I'm sitting here eating some grapes, and I realize that nobody ever mentions grapes among the good fruits. They are seriously underrated! I could eat them all day. I can't stand grape juice though.... So, I ask: What are your underrated fruits? I would say grapes and Kiwis...they are not aprreciated as much as they should be.
I have to agree with your entire post. Grapes are damn good, and quite underrated. I really like all fruits - especially melons , so any that don't get a lot of pub are underrated to me.
The tomato----everyone things it is a vegetable, and Siegfried and Roy, they are really are quite talented though a little too Vegas.

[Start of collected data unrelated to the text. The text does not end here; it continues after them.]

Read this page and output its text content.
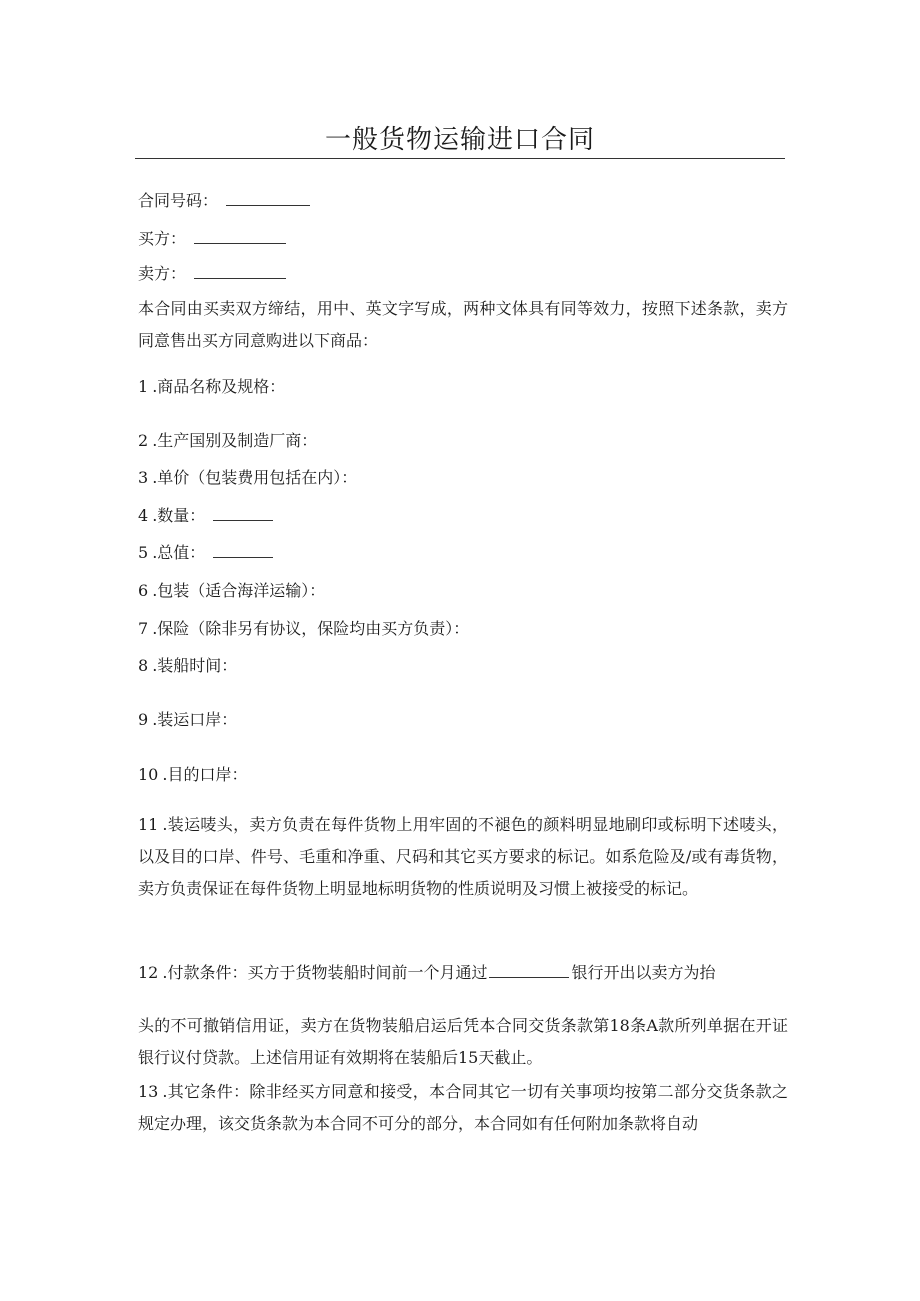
一般货物运输进口合同
合同号码：
买方：
卖方：
本合同由买卖双方缔结，用中、英文字写成，两种文体具有同等效力，按照下述条款，卖方同意售出买方同意购进以下商品：
1 .商品名称及规格：
2 .生产国别及制造厂商：
3 .单价（包装费用包括在内）：
4 .数量：
5 .总值：
6 .包装（适合海洋运输）：
7 .保险（除非另有协议，保险均由买方负责）：
8 .装船时间：
9 .装运口岸：
10 .目的口岸：
11 .装运唛头，卖方负责在每件货物上用牢固的不褪色的颜料明显地刷印或标明下述唛头，以及目的口岸、件号、毛重和净重、尺码和其它买方要求的标记。如系危险及/或有毒货物，卖方负责保证在每件货物上明显地标明货物的性质说明及习惯上被接受的标记。
12 .付款条件：买方于货物装船时间前一个月通过	银行开出以卖方为抬
头的不可撤销信用证，卖方在货物装船启运后凭本合同交货条款第18条A款所列单据在开证银行议付贷款。上述信用证有效期将在装船后15天截止。
13 .其它条件：除非经买方同意和接受，本合同其它一切有关事项均按第二部分交货条款之规定办理，该交货条款为本合同不可分的部分，本合同如有任何附加条款将自动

I agree on Kiwis. Ya know what doesn't get enough run -- raspberries. Not the "Artificial Blue Raspberry" that you find everywhere, but the REAL raspberries. At work, whenever there is a function they order some food from somewhere and it always has piles of raspberries and blackberries on it. I skip the food and go right for those raspberries. THEY RULE!!
When you say underrated are you talking about fruits outside of the 'Big Three'? I mentioned plums but it would be criminal to omit honeydew melon, perhaps the sweetest of all melons. Honeydew melon belongs to the Cucumis melo L. Inodorus group which I find fascinating. I hate when they overripen and get Cladosporium or Geotrichum growth on them. You can find more fun facts about honeydew melons Here!!!!!!

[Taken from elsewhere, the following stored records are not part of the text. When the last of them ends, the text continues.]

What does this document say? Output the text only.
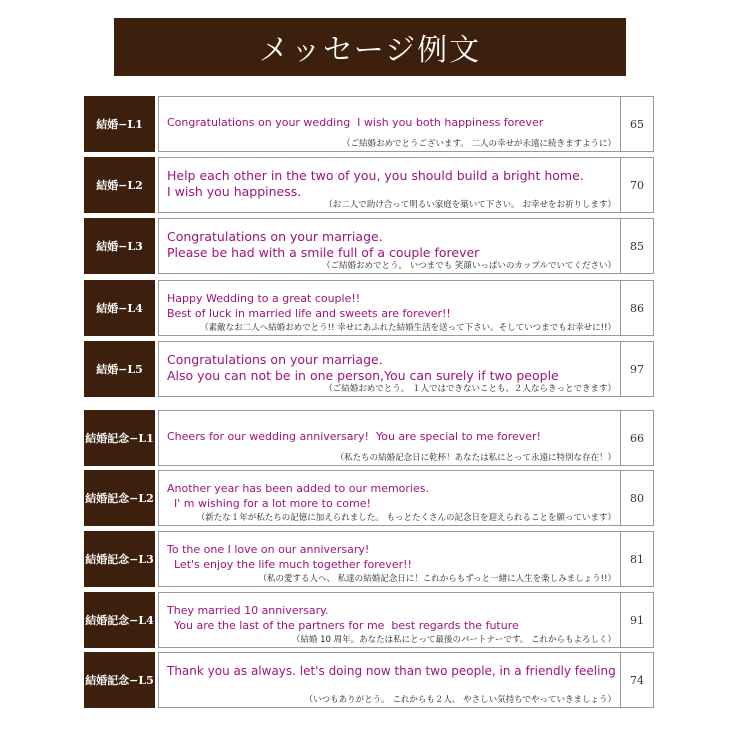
メッセージ例文
結婚−L1	Congratulations on your wedding  I wish you both happiness forever
（ご結婚おめでとうございます。 二人の幸せが永遠に続きますように）
65
結婚−L2
Help each other in the two of you, you should build a bright home.
I wish you happiness.
（お二人で助け合って明るい家庭を築いて下さい。 お幸せをお祈りします）
70
結婚−L3
Congratulations on your marriage.
Please be had with a smile full of a couple forever
（ご結婚おめでとう。 いつまでも 笑顔いっぱいのカップルでいてください）
85
結婚−L4
Happy Wedding to a great couple!!
Best of luck in married life and sweets are forever!!
（素敵なお二人へ結婚おめでとう!! 幸せにあふれた結婚生活を送って下さい。そしていつまでもお幸せに!!）
86
結婚−L5
Congratulations on your marriage.
Also you can not be in one person,You can surely if two people
（ご結婚おめでとう。 １人ではできないことも、２人ならきっとできます）
97
結婚記念−L1 Cheers for our wedding anniversary!  You are special to me forever!
（私たちの結婚記念日に乾杯！あなたは私にとって永遠に特別な存在！）
66
結婚記念−L2
Another year has been added to our memories.
I' m wishing for a lot more to come!
（新たな１年が私たちの記憶に加えられました。 もっとたくさんの記念日を迎えられることを願っています）
80
結婚記念−L3
To the one I love on our anniversary!
Let's enjoy the life much together forever!!
（私の愛する人へ、 私達の結婚記念日に！これからもずっと一緒に人生を楽しみましょう!!）
81
結婚記念−L4
They married 10 anniversary.
You are the last of the partners for me  best regards the future
（結婚 10 周年。あなたは私にとって最後のパートナーです。 これからもよろしく）
91
結婚記念−L5
Thank you as always. let's doing now than two people, in a friendly feeling
（いつもありがとう。 これからも２人、 やさしい気持ちでやっていきましょう）
74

Botanically speaking, the tomato you eat is a fruit. So is a watermelon, green pepper, eggplant, cucumber, and squash. A "fruit" is any fleshy material covering a seed or seeds. Horticulturally speaking, the tomato is a vegetable plant. The plant is an annual and nonwoody. Most fruits, from a horticulture perspective, are grown on a woody plant (apples, cherries, raspberries, oranges) with the exception of strawberries. In 1893, the United States Supreme Court ruled the tomato was a "vegetable" and therefore subject to import taxes. The suit was brought by a consortium of growers who wanted it declared a vegetable to protect U.S. crop development and prices. Fruits, at that time, were not subjected to import taxes and foreign countries could flood the market with lower priced produce. (A hundred years really hasn't changed anything.) it may be underrated in the US, but not worldwide. It's right up there with the banana in terms of worldwide consumtion.